GSoC - Materialized Views - is stale or fresh?

Lists: pgsql-hackers
From: Pavel Baros <baros(dot)p(at)seznam(dot)cz>
To: pgsql-hackers(at)postgresql(dot)org
Cc: Robert Haas <robertmhaas(at)gmail(dot)com>
Subject: GSoC - Materialized Views - is stale or fresh?
Date: 2010-06-12 14:18:38
Message-ID: 4C13973E.1080902@seznam.cz
Views: Raw Message | Whole Thread | Download mbox | Resend email
Lists: pgsql-hackers

I am curious how could I solve the problem:

During refreshing I would like to know, if MV is stale or fresh? And I
had an idea:

In fact, MV need to know if its last refresh (transaction id) is older
than any INSERT, UPDATE, DELETE transaction launched against source
tables. So if MV has information about last (highest) xmin in source
tables, it could simply compare its own xmin to xmins (xmax for deleted
rows) from source tables and decide, if is stale or fresh.

Whole realization could look like this:
1. Make new column in pg_class (or somewhere in pg_stat* ?):
pg_class.rellastxid (of type xid)

2. After each INSERT, UPDATE, DELETE statement (transaction)
pg_class.rellastxid would be updated. That should not be time- or
memory- consuming (not so much) since pg_class is cached, I guess.

3. When refreshing, as described above, MV rellastxid compared to
source tables rellastxid could answer if MV is stale or still fresh.
Decision, if to run refreshing, would be as simple as it can.

a) Is the idea right?

b) Could appear some cases when it is not true? (except xid wraparound).

c) I was looking for some help with it in pg_stat*, but there is no
information about transactions, last changes in relations or anything.

d) or there are other mechanisms or ideas how to check if MV source
tables are changed from last refresh?

Thanks for replies

Pavel Baros


From: Heikki Linnakangas <heikki(dot)linnakangas(at)enterprisedb(dot)com>
To: Pavel Baros <baros(dot)p(at)seznam(dot)cz>
Cc: pgsql-hackers(at)postgresql(dot)org, Robert Haas <robertmhaas(at)gmail(dot)com>
Subject: Re: GSoC - Materialized Views - is stale or fresh?
Date: 2010-06-14 05:52:25
Message-ID: 4C15C399.4010209@enterprisedb.com
Views: Raw Message | Whole Thread | Download mbox | Resend email
Lists: pgsql-hackers

On 12/06/10 17:18, Pavel Baros wrote:
> I am curious how could I solve the problem:
>
> During refreshing I would like to know, if MV is stale or fresh? And I
> had an idea:
>
> In fact, MV need to know if its last refresh (transaction id) is older
> than any INSERT, UPDATE, DELETE transaction launched against source
> tables. So if MV has information about last (highest) xmin in source
> tables, it could simply compare its own xmin to xmins (xmax for deleted
> rows) from source tables and decide, if is stale or fresh.
>
> Whole realization could look like this:
> 1. Make new column in pg_class (or somewhere in pg_stat* ?):
> pg_class.rellastxid (of type xid)
>
> 2. After each INSERT, UPDATE, DELETE statement (transaction)
> pg_class.rellastxid would be updated. That should not be time- or
> memory- consuming (not so much) since pg_class is cached, I guess.

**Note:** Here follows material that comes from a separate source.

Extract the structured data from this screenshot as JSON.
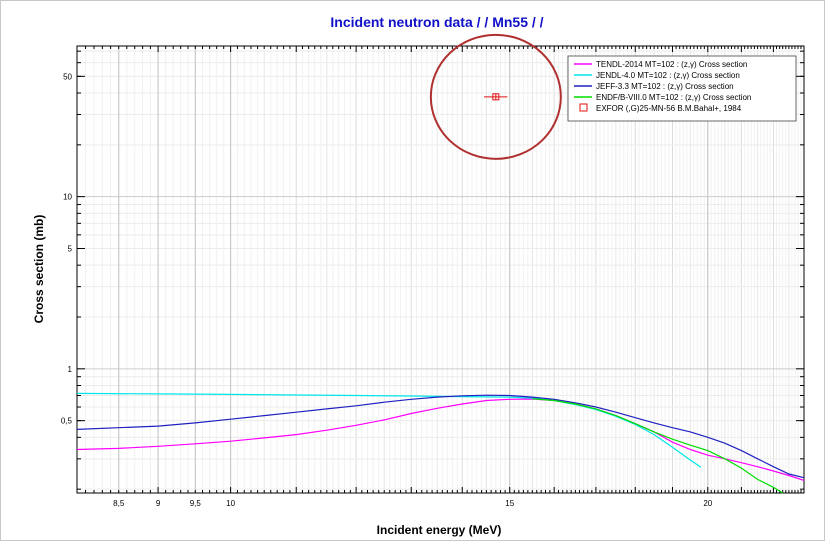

rellastxid would have to be updated at every insert/update/delete. It
would become a big bottleneck. That's not going to work.

Why do you need to know if a MV is stale?

--
Heikki Linnakangas
EnterpriseDB http://www.enterprisedb.com


From: Pavel Baroš <baros(dot)p(at)seznam(dot)cz>
To: Heikki Linnakangas <heikki(dot)linnakangas(at)enterprisedb(dot)com>
Cc: pgsql-hackers(at)postgresql(dot)org, Robert Haas <robertmhaas(at)gmail(dot)com>
Subject: Re: GSoC - Materialized Views - is stale or fresh?
Date: 2010-06-14 12:47:16
Message-ID: 4C1624D4.4040103@seznam.cz
Views: Raw Message | Whole Thread | Download mbox | Resend email
Lists: pgsql-hackers

Heikki Linnakangas napsal(a):
> On 12/06/10 17:18, Pavel Baros wrote:
>> I am curious how could I solve the problem:
>>
>> During refreshing I would like to know, if MV is stale or fresh? And I
>> had an idea:
>>
>> In fact, MV need to know if its last refresh (transaction id) is older
>> than any INSERT, UPDATE, DELETE transaction launched against source
>> tables. So if MV has information about last (highest) xmin in source
>> tables, it could simply compare its own xmin to xmins (xmax for deleted
>> rows) from source tables and decide, if is stale or fresh.
>>
>> Whole realization could look like this:
>> 1. Make new column in pg_class (or somewhere in pg_stat* ?):
>> pg_class.rellastxid (of type xid)
>>
>> 2. After each INSERT, UPDATE, DELETE statement (transaction)
>> pg_class.rellastxid would be updated. That should not be time- or
>> memory- consuming (not so much) since pg_class is cached, I guess.
>
> rellastxid would have to be updated at every insert/update/delete. It
> would become a big bottleneck. That's not going to work.
>
> Why do you need to know if a MV is stale?
>

Sorry I did not mention it. If we knew MV is fresh, there is no neeed to
refresh MV and so it would prevent useless rebuilding of MV. So I
thought there is room for saving some work.

Anyway, I realized, this idea do not cover all the cases how to find out
MV is stale or fresh. For example, when updating a row of source table
of MV, that do not participate in MV, in that case refreshing of MV
would be useless too.